O pessoal anda mal de explicações. Aquele cavalheiro dos dólares na cueca chegou a garantir que tinha ganho algo como 100 mil dólares com a venda de legumes. E os meios de comunicação andam mal na cobrança de explicações: nos dois casos, de quem é o dinheiro? Para quem seria entregue? Por quê? Como andam as investigações? Há previsão para seu término? Ou tudo continuará esquecido até que outro senhor com cofrinho avantajado seja apanhado no aeroporto?



Preconceitos
Caetano Veloso, mais de 40 anos de estrada, encontra Roberto Carlos, com mais ou menos o mesmo tempo de carreira, e juntos cantam Antônio Carlos Jobim, cujo Teresa da Praia está próximo dos 60 anos. Os críticos reclamam que não há novidade. Pois é: White Christmas, de Irving Berlin, lançada em 1942, a música mais vendida da história do disco, foi gravada por todos os cantores de língua inglesa. Todos cantam do mesmo jeito que Bing Crosby nos filmes Holiday Inn e White Christmas. E ninguém reclama da falta de novidade.



Sem fantasia
A notícia era surpreendente: o repórter Márcio Canuto, irritado com um entrevistado que, ao vivo, dissera um palavrão, tinha lhe dado um tapa no rosto. A notícia era surpreendente porque Canuto não é disso: é boa pessoa, um sujeito pacífico, alegre, expansivo, gente fina. Justo ele iria agredir alguém?

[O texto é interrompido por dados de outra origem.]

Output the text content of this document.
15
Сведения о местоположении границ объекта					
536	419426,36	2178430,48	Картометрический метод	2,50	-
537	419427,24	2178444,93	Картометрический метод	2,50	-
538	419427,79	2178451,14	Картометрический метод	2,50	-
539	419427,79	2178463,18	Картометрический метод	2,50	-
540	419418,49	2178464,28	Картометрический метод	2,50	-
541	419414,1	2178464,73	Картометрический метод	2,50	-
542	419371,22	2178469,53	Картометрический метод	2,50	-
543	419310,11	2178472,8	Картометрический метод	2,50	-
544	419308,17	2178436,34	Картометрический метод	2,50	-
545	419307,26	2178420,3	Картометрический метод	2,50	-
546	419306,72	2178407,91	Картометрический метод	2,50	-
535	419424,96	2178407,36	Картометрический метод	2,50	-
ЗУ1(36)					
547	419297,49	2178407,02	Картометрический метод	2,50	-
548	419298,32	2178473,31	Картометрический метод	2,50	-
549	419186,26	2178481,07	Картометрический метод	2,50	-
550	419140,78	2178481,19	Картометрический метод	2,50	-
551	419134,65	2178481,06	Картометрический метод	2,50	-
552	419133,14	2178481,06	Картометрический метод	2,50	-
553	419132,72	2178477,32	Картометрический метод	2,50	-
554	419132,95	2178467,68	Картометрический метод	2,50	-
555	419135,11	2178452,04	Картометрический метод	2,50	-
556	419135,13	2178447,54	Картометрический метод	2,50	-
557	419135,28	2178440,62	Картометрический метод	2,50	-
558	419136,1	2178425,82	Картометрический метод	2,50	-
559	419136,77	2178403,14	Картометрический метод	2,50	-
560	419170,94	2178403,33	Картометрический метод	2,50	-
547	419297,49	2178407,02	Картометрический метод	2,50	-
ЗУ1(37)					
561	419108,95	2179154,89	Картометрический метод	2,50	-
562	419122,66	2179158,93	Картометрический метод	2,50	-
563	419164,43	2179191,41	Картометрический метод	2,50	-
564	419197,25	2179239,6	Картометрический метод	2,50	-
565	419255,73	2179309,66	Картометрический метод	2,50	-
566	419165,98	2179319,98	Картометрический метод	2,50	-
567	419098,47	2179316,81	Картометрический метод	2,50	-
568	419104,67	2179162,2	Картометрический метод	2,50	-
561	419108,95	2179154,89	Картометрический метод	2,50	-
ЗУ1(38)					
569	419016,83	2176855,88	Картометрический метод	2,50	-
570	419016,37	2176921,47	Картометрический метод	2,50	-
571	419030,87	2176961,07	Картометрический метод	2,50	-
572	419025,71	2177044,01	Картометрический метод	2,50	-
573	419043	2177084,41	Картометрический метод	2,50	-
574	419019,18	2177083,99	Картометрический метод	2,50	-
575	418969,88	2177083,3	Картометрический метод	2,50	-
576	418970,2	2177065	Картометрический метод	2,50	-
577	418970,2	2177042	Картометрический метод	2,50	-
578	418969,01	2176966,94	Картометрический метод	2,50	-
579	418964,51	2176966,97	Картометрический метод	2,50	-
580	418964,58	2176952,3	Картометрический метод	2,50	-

E, claro, não agrediu. O vídeo da cena mostra claramente que, após o entrevistado dizer um palavrão na entrevista ao vivo, Canuto se aproximou, encostou-lhe amigavelmente a mão no rosto e abraçou-o. O entrevistado sorria, sua companheira sorria, a entrevista continuou numa boa, sem qualquer interrupção. Não houve aquela situação tensa que seria inevitável logo após uma agressão. Como disse o escritor inglês Bernard Shaw ao desmentir um jornal que divulgara informações sobre sua morte, ‘a notícia foi grandemente exagerada’.



Crime no ar
Em primeiro lugar, a afirmação óbvia: a emissora tinha todo o direito de colocar a matéria no ar. Em segundo, a opinião deste colunista: a emissora não deveria ter colocado no ar a longuíssima entrevista com o narcotraficante, torturador e homicida Fernandinho Beira-Mar, colocando-o como crítico do sistema penitenciário. A opinião de Fernandinho Beira-Mar sobre o regime disciplinar a que está submetido não interessa a ninguém, exceto às autoridades: está na lei, ele deve cumpri-lo, e pronto. Se considerar que seus direitos estão sendo violados, que recorra a tribunais superiores e requeira a mudança do regime disciplinar. Mas os telespectadores não precisam ser expostos às opiniões de Beira-Mar, nem às suas tentativas de parecer injustiçado.



Direitos humanos, vitória
Os meios de comunicação deram pouquíssimo tempo e espaço a uma decisão judicial importantíssima: a extinção da ação de Marco Pollo Giordani contra o presidente do Movimento de Justiça e Direitos Humanos do Rio Grande do Sul, Jair Krischke. Giordani, que foi militar e admite ter servido no DOI-Codi, base das torturas do período da ditadura militar, abriu o processo porque Krischke, um incansável batalhador pela liberdade, o apontou como racista e anti-semita fanático. A extinção da ação foi decidida pelo juiz Maurício da Costa Gamborgi, da 8ª Vara Cível de Porto Alegre, que também condenou o autor, Marco Pollo Giordani, ao pagamento dos honorários dos advogados e das custas judiciais.



Deu no jornal

** Notícia 1 – ‘Desemprego tem a menor taxa em 10 anos, aponta Dieese # Número de desempregados cai para 13% em novembro e rendimento dos trabalhadores sobe 0,6% em outubro’.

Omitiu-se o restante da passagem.